The MMU will walk through it's translation lookaside buffer (TLB), which is it's cache of recent virtual to physical translations, to see if it has an entry for this virtual address. If it does, it returns the appropriate physical address so that the MMU hardware can access the actual target address. If the virtual address does not exist in the TLB, the MMU will then walk through it's translation tables in memory to resolve the address to a valid physical address. Ultimately the walk through will lead down to a table of page table entries (PTE's) which contain various flags which indicate whether the page is valid (mapped in) or not. If the PTE does not exist, or if the valid flag is not set, or if the page is marked as swapped out, then this causes the MMU to raise an exception which in turn causes the IU to raise a text or data fault according to the type of access (instruction fetch or data access). This description is pretty generic as it would take quite a lot of detail on the MMU hardware and software table layout to explain it at a lower level. Anyway, you get the picture I hope. The kernel is notified of this MMU exception when the text/data fault comes in through the trap table. The fault handler will then attempt to correct the fault by mapping in the required page. For example, a text fault may indicate to the kernel that the next page of program text needs to be mapped in from the executable file. The kernel would then access the executable file via the vnode to satisfy that mapping. Likewise, if it's a data fault, the kernel will attempt to retrieve the page either from the executable's data segment in the file or from swap if the page was swapped out.

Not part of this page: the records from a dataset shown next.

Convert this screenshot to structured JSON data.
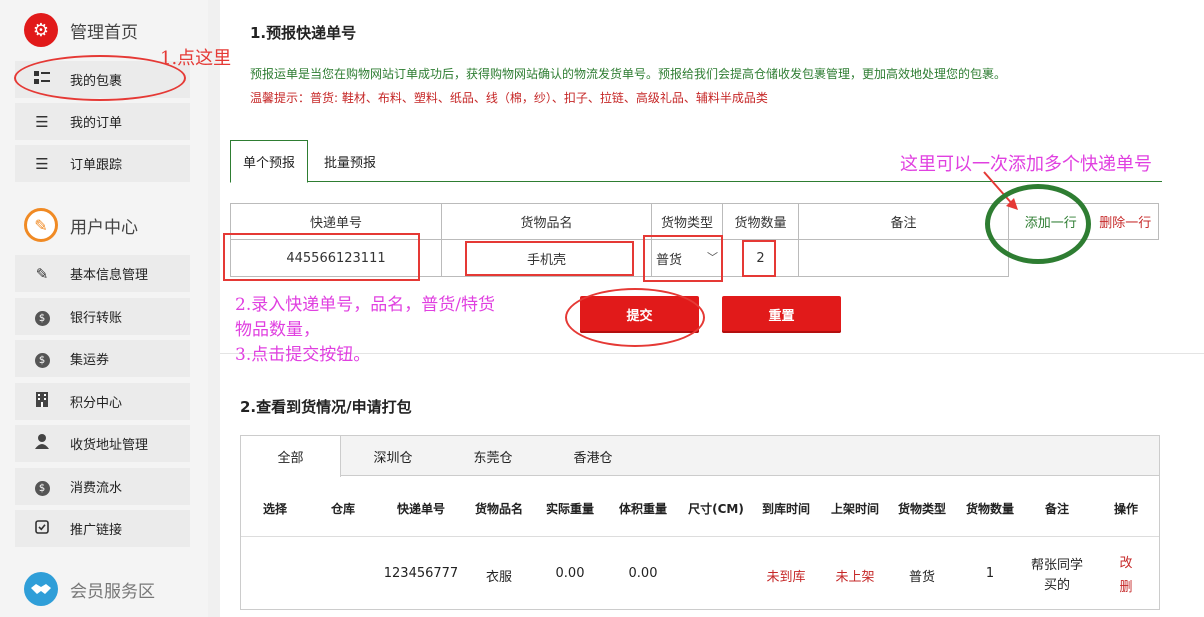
{
  "sidebar": {
    "home_label": "管理首页",
    "user_center_label": "用户中心",
    "member_service_label": "会员服务区",
    "items_top": [
      {
        "label": "我的包裹",
        "icon": "grid-list-icon"
      },
      {
        "label": "我的订单",
        "icon": "list-icon"
      },
      {
        "label": "订单跟踪",
        "icon": "list-icon"
      }
    ],
    "items_user": [
      {
        "label": "基本信息管理",
        "icon": "edit-icon"
      },
      {
        "label": "银行转账",
        "icon": "dollar-icon"
      },
      {
        "label": "集运券",
        "icon": "dollar-icon"
      },
      {
        "label": "积分中心",
        "icon": "building-icon"
      },
      {
        "label": "收货地址管理",
        "icon": "person-icon"
      },
      {
        "label": "消费流水",
        "icon": "dollar-icon"
      },
      {
        "label": "推广链接",
        "icon": "check-square-icon"
      }
    ]
  },
  "section1": {
    "title": "1.预报快递单号",
    "info": "预报运单是当您在购物网站订单成功后，获得购物网站确认的物流发货单号。预报给我们会提高仓储收发包裹管理，更加高效地处理您的包裹。",
    "warning": "温馨提示：普货: 鞋材、布料、塑料、纸品、线（棉，纱）、扣子、拉链、高级礼品、辅料半成品类",
    "tabs": [
      "单个预报",
      "批量预报"
    ],
    "table": {
      "headers": [
        "快递单号",
        "货物品名",
        "货物类型",
        "货物数量",
        "备注"
      ],
      "tracking_no": "445566123111",
      "product": "手机壳",
      "type_selected": "普货",
      "quantity": "2",
      "remark": "",
      "add_row": "添加一行",
      "delete_row": "删除一行"
    },
    "submit_label": "提交",
    "reset_label": "重置"
  },
  "section2": {
    "title": "2.查看到货情况/申请打包",
    "tabs": [
      "全部",
      "深圳仓",
      "东莞仓",
      "香港仓"
    ],
    "columns": [
      "选择",
      "仓库",
      "快递单号",
      "货物品名",
      "实际重量",
      "体积重量",
      "尺寸(CM)",
      "到库时间",
      "上架时间",
      "货物类型",
      "货物数量",
      "备注",
      "操作"
    ],
    "row": {
      "tracking_no": "123456777",
      "product": "衣服",
      "actual_weight": "0.00",
      "volume_weight": "0.00",
      "arrival": "未到库",
      "shelved": "未上架",
      "type": "普货",
      "quantity": "1",
      "remark": "帮张同学买的",
      "edit": "改",
      "delete": "删"
    }
  },
  "annotations": {
    "step1": "1.点这里",
    "step2_line1": "2.录入快递单号，品名，普货/特货",
    "step2_line2": "物品数量，",
    "step3": "3.点击提交按钮。",
    "multi": "这里可以一次添加多个快递单号"
  },
  "colors": {
    "accent_red": "#e11a1a",
    "info_green": "#2e7d32",
    "warning_red": "#c62828",
    "annotation_magenta": "#e040e0",
    "annotation_red": "#e53935",
    "circle_green": "#2e7d32"
  }
}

If the address is totally bogus (ie. a bad pointer) then there will be no way to satisfy the fault and this will result in either a "bad trap, text/data fault" panic if it's a kernel fault or a segmentation fault signal (SIGSEGV) being sent to the user process if it's a user fault. One other possibility is a SIGBUS to signal a bus error. This is usually because the user fault would normally be satisfied by mapping in the page but for some reason it doesn't exist any more or because the underlying executable file has been changed. Some UNIX implementations do disallow this and return ETXTBSY to the writing process but Solaris will allow writes to executing files. This is a direct consequence of the new vm system. The system must be able to write mapped files, including those that are mapped for execution. Since with NFS there's no way to determine that someone is executing out of a file, and with shared libraries it's difficult to determine that someone is executing out of a library, and since there are a number of other applications in which it is important to be able to write mappings that are also being executed (self-modifying code), ETXTBSY no longer makes sense. In the case of a kernel initiated fault, we can tell that it is a kernel fault because the processor will be in supervisor mode when the trap was taken and this is indicated in the PSR. Also, we know that kernel pages are never swapped out so that cuts down on page fault processing overhead. The text faulting facility is the basis of demand paging.